お茶スゴイ。 茶葉由来の成分に肺がん細胞を破壊する効果を発見

biology 2018/05/23

Point
・茶葉の抽出物から、量子ドットの作成に成功
・さらに肺がん細胞を死滅させる効果があることが判明
・今後量子ドット生産技術の規模拡大と、がん細胞を死滅させるメカニズムの研究を行う予定

 

スウォンジ大学とインドの共同研究チームが、茶葉からの抽出物を用いて肺がん細胞を80%まで破壊できることを新たに発見しました。

Green-Synthesis-Derived CdS Quantum Dots Using Tea Leaf Extract: Antimicrobial, Bioimaging, and Therapeutic Applications in Lung Cancer Cells
https://pubs.acs.org/doi/10.1021/acsanm.8b00147

研究チームは、がん細胞を検出するための蛍光マーカーとして、非常に小さく特殊な状態の半導体である「量子ドット」を作成。量子ドットはイメージングやセンシング用として、生物医学研究などに使用されており、一般的には直径2~10ナノメートルほどの大きさです。しかし非常に高価で、さらに重金属成分を含んでいる場合があり、その毒性をいかに抑えるかが議論されています。

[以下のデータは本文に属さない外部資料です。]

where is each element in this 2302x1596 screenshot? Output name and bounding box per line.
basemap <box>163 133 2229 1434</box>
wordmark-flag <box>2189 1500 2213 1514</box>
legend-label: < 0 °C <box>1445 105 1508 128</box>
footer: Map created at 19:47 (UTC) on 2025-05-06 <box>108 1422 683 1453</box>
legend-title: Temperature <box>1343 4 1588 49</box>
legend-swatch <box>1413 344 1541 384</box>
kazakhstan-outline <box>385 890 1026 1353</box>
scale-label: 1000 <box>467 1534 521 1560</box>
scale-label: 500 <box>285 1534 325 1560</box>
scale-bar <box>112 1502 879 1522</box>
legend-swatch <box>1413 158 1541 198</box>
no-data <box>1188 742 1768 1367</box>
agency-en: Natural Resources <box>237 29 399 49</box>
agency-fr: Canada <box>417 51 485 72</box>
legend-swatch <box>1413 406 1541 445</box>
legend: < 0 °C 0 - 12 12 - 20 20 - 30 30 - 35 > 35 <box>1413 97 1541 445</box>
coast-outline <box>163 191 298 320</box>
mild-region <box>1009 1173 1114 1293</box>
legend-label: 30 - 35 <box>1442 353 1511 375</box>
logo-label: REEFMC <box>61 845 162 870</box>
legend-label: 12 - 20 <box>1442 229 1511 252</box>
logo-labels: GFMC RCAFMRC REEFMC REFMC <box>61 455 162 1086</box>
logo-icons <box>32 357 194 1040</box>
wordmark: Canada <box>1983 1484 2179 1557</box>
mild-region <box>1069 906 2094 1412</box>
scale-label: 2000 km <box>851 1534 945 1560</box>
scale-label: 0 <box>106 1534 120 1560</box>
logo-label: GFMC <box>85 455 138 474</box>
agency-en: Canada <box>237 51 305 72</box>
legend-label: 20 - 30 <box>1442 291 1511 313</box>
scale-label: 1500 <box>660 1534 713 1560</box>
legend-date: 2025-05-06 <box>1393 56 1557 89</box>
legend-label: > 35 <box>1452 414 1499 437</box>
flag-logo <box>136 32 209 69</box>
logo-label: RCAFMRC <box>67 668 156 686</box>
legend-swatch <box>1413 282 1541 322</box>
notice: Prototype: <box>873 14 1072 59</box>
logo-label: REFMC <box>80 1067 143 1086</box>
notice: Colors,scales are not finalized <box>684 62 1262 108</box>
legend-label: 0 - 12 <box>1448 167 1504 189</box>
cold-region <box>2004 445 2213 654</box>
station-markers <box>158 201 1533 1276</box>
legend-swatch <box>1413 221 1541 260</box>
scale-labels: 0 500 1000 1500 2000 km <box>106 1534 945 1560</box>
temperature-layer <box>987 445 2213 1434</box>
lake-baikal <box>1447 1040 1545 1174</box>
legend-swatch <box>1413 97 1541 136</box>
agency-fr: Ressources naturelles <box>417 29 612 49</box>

研究者らはその毒性を抑えるため、量子ドット作成の際に茶葉から抽出される物質を利用しようと試みました。

その結果、量子ドットを作成することに成功。また、肺がん細胞に投与したところ、蛍光マーカーとしての役割も果たし、さらに肺がん細胞を80%も死滅させることも発見しました。

この研究は、2つの大きな意味を持ちます。1つは、安価で比較的容易に入手できる、毒性の少ない茶葉から量子ドットを作成できるということ。2つ目は、その量子ドットが肺がん治療の可能性を秘めていることです。

研究チームのサーガー・ピッチャイムス氏は、「量子ドットがどのようにがん細胞を死滅させたかは、まだ分かっていません。このメカニズムを理解するためにさらなる研究が必要です」と述べました。

Credit: Swansea University

研究者らは今後、量子ドットの生産技術の規模を拡大し、茶葉の量子ドットのがん細胞への働きのメカニズムを追求する予定です。